Faktor Penyebab Pergerakan Nilai Tukar Rupiah
Penguatan tipis rupiah pada hari ini dipengaruhi oleh beberapa faktor. Pengamat pasar uang, Ibrahim Assuaibi, mengungkapkan bahwa pelemahan mata uang rupiah dalam beberapa waktu terakhir dipicu oleh sejumlah sentimen negatif.
Salah satunya adalah data tenaga kerja di Amerika Serikat yang keluar lebih baik dari ekspektasi, serta pernyataan dari The Federal Reserve (The Fed) yang menyatakan bahwa saat ini terlalu dini untuk menurunkan suku bunga mengingat kondisi ekonomi global yang masih bermasalah dan inflasi yang masih tinggi.
“Kebijakan The Fed yang tidak segera menurunkan suku bunga mengarah pada penguatan indeks dolar AS, yang memberi tekanan lebih besar pada rupiah,” kata Ibrahim, Senin (7/4/2025).
Selain itu, kebijakan tarif impor AS yang dipicu oleh Presiden Donald Trump turut memberikan dampak besar terhadap rupiah. Tarif resiprokal yang dikenakan AS terhadap Indonesia dan sejumlah negara lainnya, yang mencapai 32 persen, mempengaruhi surplus perdagangan Indonesia dan biaya impor yang lebih mahal.
Geopolitik dan Perang Dagang Meningkatkan Ketidakpastian Ekonomi Global
Ariston Tjendra, Presiden Direktur PT Doo Financial Futures, mengungkapkan bahwa salah satu faktor utama penyebab pelemahan rupiah adalah respons negatif negara-negara terhadap kebijakan tarif resiprokal yang diterapkan AS. Kebijakan ini memicu ketidakpastian di pasar global, yang menyebabkan investor keluar dari aset berisiko dan beralih ke aset yang lebih aman. Perang dagang yang semakin meluas juga menambah kecemasan di pasar.

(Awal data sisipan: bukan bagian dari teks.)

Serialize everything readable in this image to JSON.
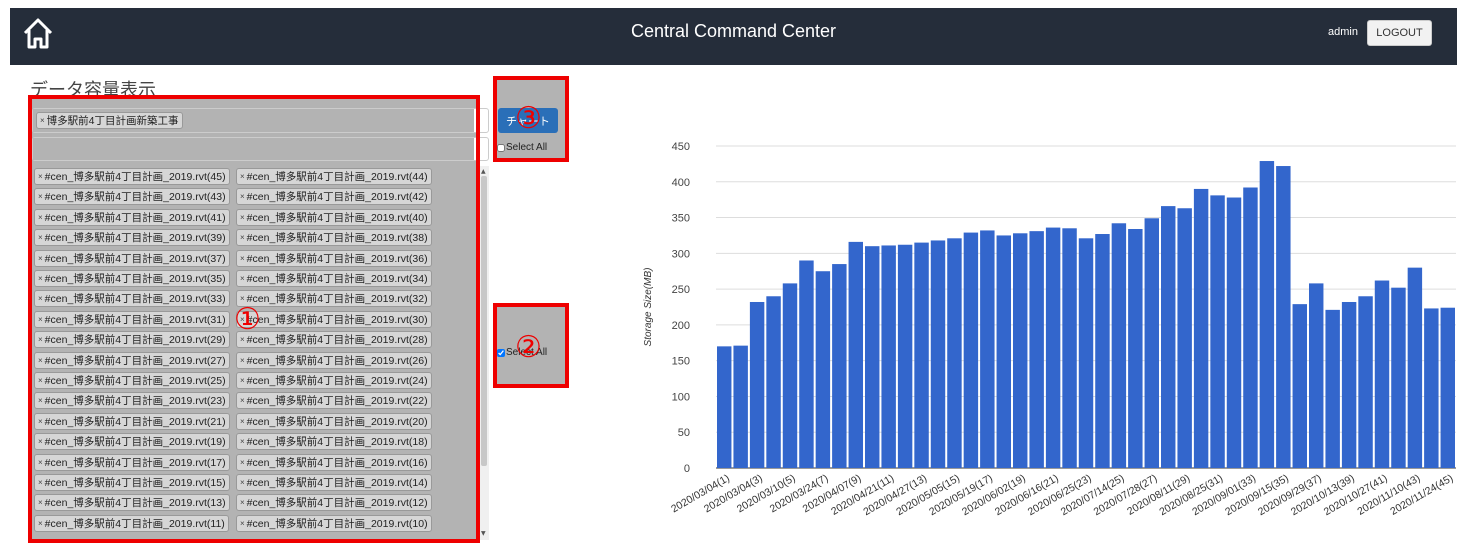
{
  "header": {
    "title": "Central Command Center",
    "user": "admin",
    "logout_label": "LOGOUT"
  },
  "panel": {
    "heading": "データ容量表示",
    "project_tag": "博多駅前4丁目計画新築工事",
    "chart_button": "チャート",
    "select_all_1": "Select All",
    "select_all_2": "Select All",
    "files_left": [
      "#cen_博多駅前4丁目計画_2019.rvt(45)",
      "#cen_博多駅前4丁目計画_2019.rvt(43)",
      "#cen_博多駅前4丁目計画_2019.rvt(41)",
      "#cen_博多駅前4丁目計画_2019.rvt(39)",
      "#cen_博多駅前4丁目計画_2019.rvt(37)",
      "#cen_博多駅前4丁目計画_2019.rvt(35)",
      "#cen_博多駅前4丁目計画_2019.rvt(33)",
      "#cen_博多駅前4丁目計画_2019.rvt(31)",
      "#cen_博多駅前4丁目計画_2019.rvt(29)",
      "#cen_博多駅前4丁目計画_2019.rvt(27)",
      "#cen_博多駅前4丁目計画_2019.rvt(25)",
      "#cen_博多駅前4丁目計画_2019.rvt(23)",
      "#cen_博多駅前4丁目計画_2019.rvt(21)",
      "#cen_博多駅前4丁目計画_2019.rvt(19)",
      "#cen_博多駅前4丁目計画_2019.rvt(17)",
      "#cen_博多駅前4丁目計画_2019.rvt(15)",
      "#cen_博多駅前4丁目計画_2019.rvt(13)",
      "#cen_博多駅前4丁目計画_2019.rvt(11)"
    ],
    "files_right": [
      "#cen_博多駅前4丁目計画_2019.rvt(44)",
      "#cen_博多駅前4丁目計画_2019.rvt(42)",
      "#cen_博多駅前4丁目計画_2019.rvt(40)",
      "#cen_博多駅前4丁目計画_2019.rvt(38)",
      "#cen_博多駅前4丁目計画_2019.rvt(36)",
      "#cen_博多駅前4丁目計画_2019.rvt(34)",
      "#cen_博多駅前4丁目計画_2019.rvt(32)",
      "#cen_博多駅前4丁目計画_2019.rvt(30)",
      "#cen_博多駅前4丁目計画_2019.rvt(28)",
      "#cen_博多駅前4丁目計画_2019.rvt(26)",
      "#cen_博多駅前4丁目計画_2019.rvt(24)",
      "#cen_博多駅前4丁目計画_2019.rvt(22)",
      "#cen_博多駅前4丁目計画_2019.rvt(20)",
      "#cen_博多駅前4丁目計画_2019.rvt(18)",
      "#cen_博多駅前4丁目計画_2019.rvt(16)",
      "#cen_博多駅前4丁目計画_2019.rvt(14)",
      "#cen_博多駅前4丁目計画_2019.rvt(12)",
      "#cen_博多駅前4丁目計画_2019.rvt(10)"
    ]
  },
  "annotations": {
    "marker_1": "①",
    "marker_2": "②",
    "marker_3": "③",
    "color": "#e00000"
  },
  "chart_data": {
    "type": "bar",
    "ylabel": "Storage Size(MB)",
    "ylim": [
      0,
      450
    ],
    "yticks": [
      0,
      50,
      100,
      150,
      200,
      250,
      300,
      350,
      400,
      450
    ],
    "grid": true,
    "bar_color": "#3366cc",
    "xtick_labels": [
      "2020/03/04(1)",
      "2020/03/04(3)",
      "2020/03/10(5)",
      "2020/03/24(7)",
      "2020/04/07(9)",
      "2020/04/21(11)",
      "2020/04/27(13)",
      "2020/05/05(15)",
      "2020/05/19(17)",
      "2020/06/02(19)",
      "2020/06/16(21)",
      "2020/06/25(23)",
      "2020/07/14(25)",
      "2020/07/28(27)",
      "2020/08/11(29)",
      "2020/08/25(31)",
      "2020/09/01(33)",
      "2020/09/15(35)",
      "2020/09/29(37)",
      "2020/10/13(39)",
      "2020/10/27(41)",
      "2020/11/10(43)",
      "2020/11/24(45)"
    ],
    "values": [
      170,
      171,
      232,
      240,
      258,
      290,
      275,
      285,
      316,
      310,
      311,
      312,
      315,
      318,
      321,
      329,
      332,
      325,
      328,
      331,
      336,
      335,
      321,
      327,
      342,
      334,
      349,
      366,
      363,
      390,
      381,
      378,
      392,
      429,
      422,
      229,
      258,
      221,
      232,
      240,
      262,
      252,
      280,
      223,
      224
    ]
  }
}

“Sentimen negatif yang muncul dari kebijakan tarif Trump serta ketegangan geopolitik di Timur Tengah dan Eropa, seperti serangan Israel di Jalur Gaza dan ketegangan Rusia-Ukraina, telah menekan pergerakan pasar global,” ungkap Ariston. Hal ini berimbas pada aliran modal yang cenderung mengalir keluar dari negara-negara berkembang, termasuk Indonesia.

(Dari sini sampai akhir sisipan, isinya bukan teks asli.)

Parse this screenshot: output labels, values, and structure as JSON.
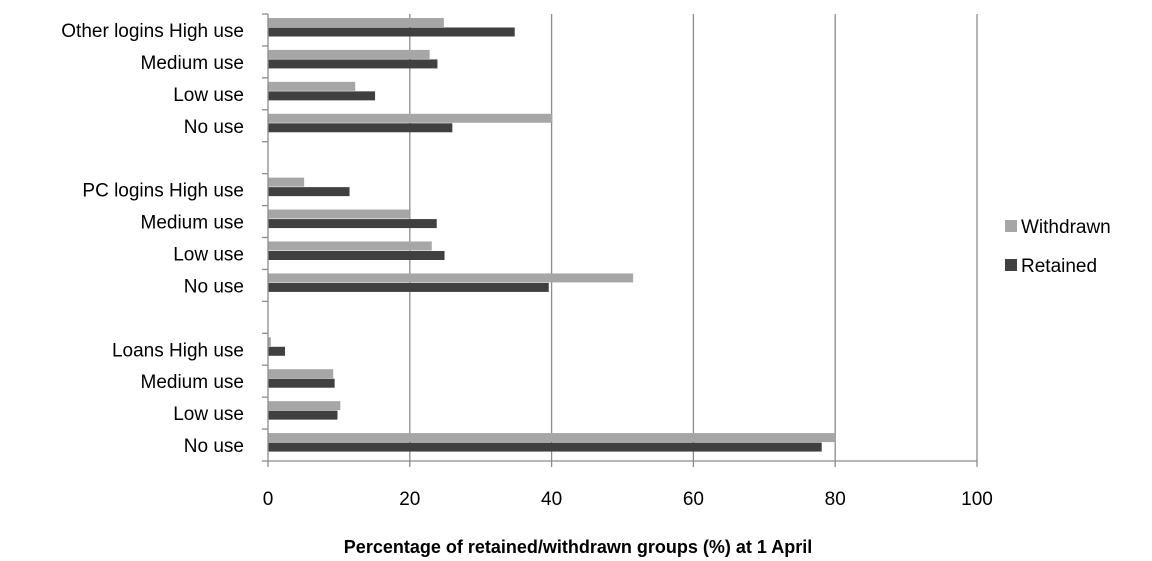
{
  "chart_data": {
    "type": "bar",
    "orientation": "horizontal",
    "categories": [
      "Other logins High use",
      "Medium use",
      "Low use",
      "No use",
      "",
      "PC logins High use",
      "Medium use",
      "Low use",
      "No use",
      "",
      "Loans High use",
      "Medium use",
      "Low use",
      "No use"
    ],
    "series": [
      {
        "name": "Withdrawn",
        "color": "#a6a6a6",
        "values": [
          24.8,
          22.8,
          12.3,
          40.1,
          null,
          5.1,
          19.9,
          23.1,
          51.5,
          null,
          0.4,
          9.2,
          10.2,
          80.0
        ]
      },
      {
        "name": "Retained",
        "color": "#404040",
        "values": [
          34.8,
          23.9,
          15.1,
          26.0,
          null,
          11.5,
          23.8,
          24.9,
          39.6,
          null,
          2.4,
          9.4,
          9.8,
          78.1
        ]
      }
    ],
    "xlabel": "Percentage of retained/withdrawn groups (%) at 1 April",
    "ylabel": "",
    "xlim": [
      0,
      100
    ],
    "ticks": [
      "0",
      "20",
      "40",
      "60",
      "80",
      "100"
    ],
    "grid": true,
    "legend": {
      "position": "right",
      "entries": [
        "Withdrawn",
        "Retained"
      ]
    }
  }
}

Proyeksi Ke Depan dan Potensi Intervensi BI
Terkait dengan pergerakan rupiah yang semakin tertekan, Ibrahim Assuaibi memperkirakan bahwa Bank Indonesia (BI) kemungkinan akan melakukan intervensi di pasar valuta asing untuk menjaga stabilitas rupiah. Menurutnya, intervensi ini, yang biasa dilakukan melalui operasi moneter dan penggunaan Domestic Non Deliverable Forward (DNDF), mungkin tidak akan cukup untuk meredam dampak negatif dari kebijakan tarif AS.

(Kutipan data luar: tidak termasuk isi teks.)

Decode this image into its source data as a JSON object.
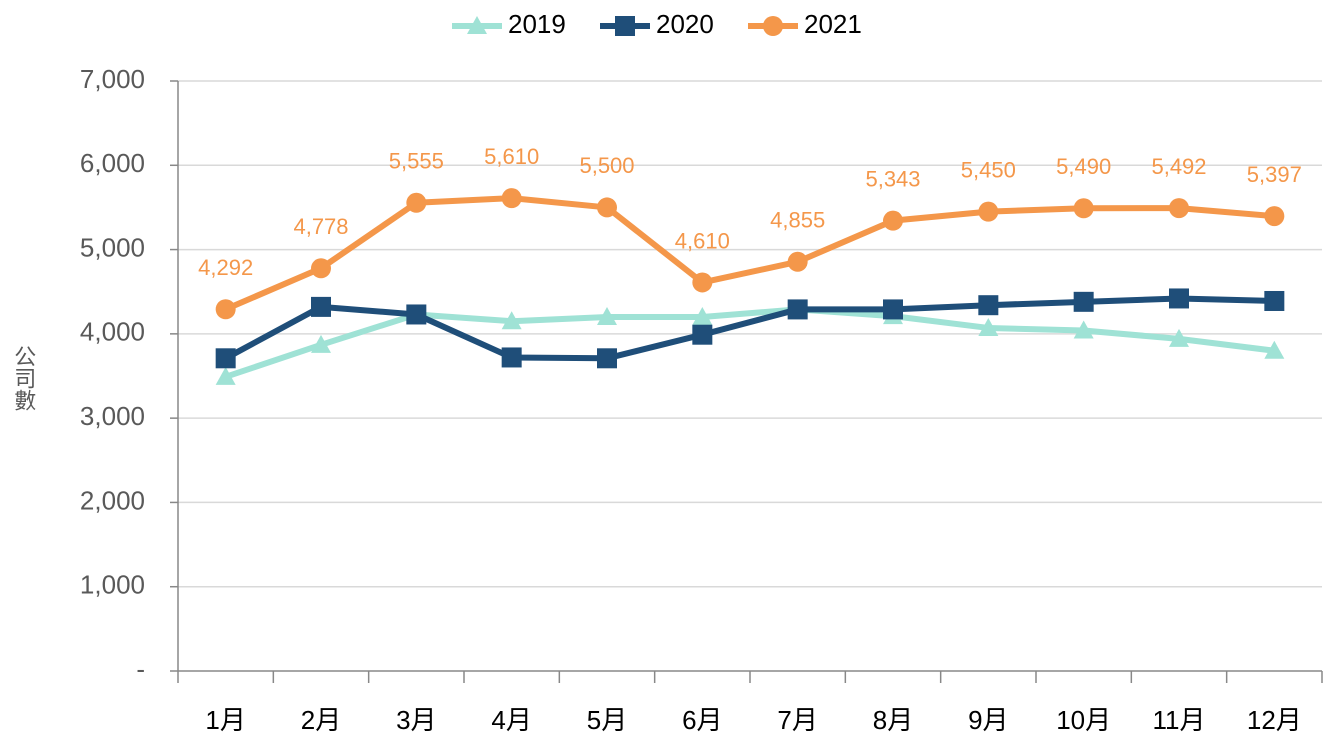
{
  "chart_data": {
    "type": "line",
    "y_label": "公司數",
    "categories": [
      "1月",
      "2月",
      "3月",
      "4月",
      "5月",
      "6月",
      "7月",
      "8月",
      "9月",
      "10月",
      "11月",
      "12月"
    ],
    "series": [
      {
        "name": "2019",
        "color": "#9fe2d5",
        "marker": "triangle",
        "values": [
          3490,
          3870,
          4230,
          4150,
          4200,
          4200,
          4290,
          4210,
          4070,
          4040,
          3940,
          3800
        ]
      },
      {
        "name": "2020",
        "color": "#1f4e79",
        "marker": "square",
        "values": [
          3710,
          4320,
          4230,
          3720,
          3710,
          3990,
          4290,
          4290,
          4340,
          4380,
          4420,
          4390
        ]
      },
      {
        "name": "2021",
        "color": "#f4974a",
        "marker": "circle",
        "values": [
          4292,
          4778,
          5555,
          5610,
          5500,
          4610,
          4855,
          5343,
          5450,
          5490,
          5492,
          5397
        ],
        "value_labels": [
          "4,292",
          "4,778",
          "5,555",
          "5,610",
          "5,500",
          "4,610",
          "4,855",
          "5,343",
          "5,450",
          "5,490",
          "5,492",
          "5,397"
        ]
      }
    ],
    "ylim": [
      0,
      7000
    ],
    "yticks": [
      {
        "value": 0,
        "label": "-"
      },
      {
        "value": 1000,
        "label": "1,000"
      },
      {
        "value": 2000,
        "label": "2,000"
      },
      {
        "value": 3000,
        "label": "3,000"
      },
      {
        "value": 4000,
        "label": "4,000"
      },
      {
        "value": 5000,
        "label": "5,000"
      },
      {
        "value": 6000,
        "label": "6,000"
      },
      {
        "value": 7000,
        "label": "7,000"
      }
    ],
    "grid": true,
    "legend": "top"
  }
}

“BI mungkin akan melakukan triple intervensi, tetapi dengan adanya sentimen global yang cukup besar, dampaknya mungkin tidak terlalu signifikan. Kami memprediksi rupiah bisa tembus ke level Rp17.050,” ujar Ibrahim.
Kurs Dolar AS di Bank-Bank Indonesia
Sementara itu, pada hari ini, sejumlah bank besar di Indonesia mulai menjual dolar AS dengan harga yang lebih tinggi dibandingkan dengan harga pasar spot. Berdasarkan data terbaru pada 6 April 2025, PT Bank Negara Indonesia (BNI) mencatatkan kurs jual dolar AS tertinggi, yaitu Rp16.955 per dolar. PT Bank Rakyat Indonesia (BRI) juga menjual dolar AS dengan kurs jual Rp16.940 per dolar.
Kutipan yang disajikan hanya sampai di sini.